In return, Venezuela has agreed to provide Iran 20,000 barrels per day of gasoline. This commitment could help cushion Iran in the case of potential fuel sanctions over its nuclear program.
But Carlos Malamud, a Latin America expert at Spain's Real Instituto Elcano, warns that Venezuela's ability to boost Iran may be compromised by its own internal economic weakness.
"The possibility that Venezuela will be there to help Iran in the case of international sanctions had been brought up on repeated occasions -- they have agreed to many projects with this possibility in mind," Malamud says. "What one has to bear in mind is the difficult economic situation that Venezuela is facing...and to this situation you have to add the problem of inflation running between 26 and 30 percent at the end of the year with serious water problems and energy, which is starting to complicate Chavez's popularity."
More Than Just Venezuela
Yet as Ahmadinejad's tour has made clear, Iran's ties with Latin America are broadening beyond ties with the Chavez government.
Ahmadinejad arrived in Venezuela late on November 24 following visits to Brazil and Bolivia.

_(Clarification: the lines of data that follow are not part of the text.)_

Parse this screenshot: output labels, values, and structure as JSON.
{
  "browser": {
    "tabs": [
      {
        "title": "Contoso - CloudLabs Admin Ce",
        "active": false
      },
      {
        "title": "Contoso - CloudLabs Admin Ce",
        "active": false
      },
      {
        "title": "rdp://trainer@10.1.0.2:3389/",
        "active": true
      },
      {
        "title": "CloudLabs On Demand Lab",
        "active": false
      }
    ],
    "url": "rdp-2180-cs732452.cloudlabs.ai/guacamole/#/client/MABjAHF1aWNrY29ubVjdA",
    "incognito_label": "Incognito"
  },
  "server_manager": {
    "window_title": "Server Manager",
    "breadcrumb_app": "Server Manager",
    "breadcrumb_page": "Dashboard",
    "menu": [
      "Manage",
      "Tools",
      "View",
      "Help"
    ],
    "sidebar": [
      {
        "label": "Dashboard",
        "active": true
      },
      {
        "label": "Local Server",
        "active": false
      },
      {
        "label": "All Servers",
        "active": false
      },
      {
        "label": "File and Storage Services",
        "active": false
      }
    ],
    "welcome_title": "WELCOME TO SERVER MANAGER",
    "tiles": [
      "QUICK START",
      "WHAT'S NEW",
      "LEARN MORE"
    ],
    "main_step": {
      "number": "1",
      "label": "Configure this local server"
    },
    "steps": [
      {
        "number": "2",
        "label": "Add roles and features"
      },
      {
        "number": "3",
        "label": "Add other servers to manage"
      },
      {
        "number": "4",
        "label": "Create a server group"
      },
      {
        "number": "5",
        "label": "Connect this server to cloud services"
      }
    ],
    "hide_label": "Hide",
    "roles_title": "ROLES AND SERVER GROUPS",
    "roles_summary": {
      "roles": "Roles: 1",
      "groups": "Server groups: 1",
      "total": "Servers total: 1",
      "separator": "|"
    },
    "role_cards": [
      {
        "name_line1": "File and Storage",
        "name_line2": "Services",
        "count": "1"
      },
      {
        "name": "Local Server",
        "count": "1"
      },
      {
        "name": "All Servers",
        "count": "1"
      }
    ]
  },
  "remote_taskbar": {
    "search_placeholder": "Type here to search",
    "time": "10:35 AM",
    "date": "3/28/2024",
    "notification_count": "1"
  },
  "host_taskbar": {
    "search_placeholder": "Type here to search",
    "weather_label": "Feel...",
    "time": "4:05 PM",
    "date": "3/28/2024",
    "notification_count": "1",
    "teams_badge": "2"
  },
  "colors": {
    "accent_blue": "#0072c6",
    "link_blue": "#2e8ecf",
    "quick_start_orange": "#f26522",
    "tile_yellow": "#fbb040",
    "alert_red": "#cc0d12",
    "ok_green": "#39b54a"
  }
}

Ahmadinejad was received in Brazil by President Luiz Inacio Lula da Silva, a moderate leftist who presides over South America's largest economy. Da Silva reiterated his support for Iran's nuclear program, encouraging the Iranian leader to pursue dialogue with the West.
Support by political moderate Brazil, which will have a seat on the UN Security Council next year, has proved a boon to Iran as it has faced criticism over its nuclear ambitions.
Ahmadinejad then visited Bolivia and its leftist president, Evo Morales. Iran has provided aid to the poor, mountainous country.
Ahmadinejad and Morales issued a joint declaration of the right of nations to pursue nuclear energy.
They also signed an agreement for Iranian involvement in exploiting Bolivia's lithium resources, estimated to constitute half the world's total reserves. Lithium is an important mineral in producing rechargeable batteries for phones, cars, and personal computers.
"All countries have the right to conduct business and commercial relations with whomever they wish, but as the president of the Jewish community of [Bolivia], I condemn entirely the presence of this man in Bolivia," said Ricardo Udler, president of the Israelite Circle of Bolivia. "You are talking to the son of a Holocaust survivor. It fills me with fear to have to see in my country a person who denies the existence of the Holocaust."
Ahmadinejad will travel to Senegal on November 26 on his way back to Iran.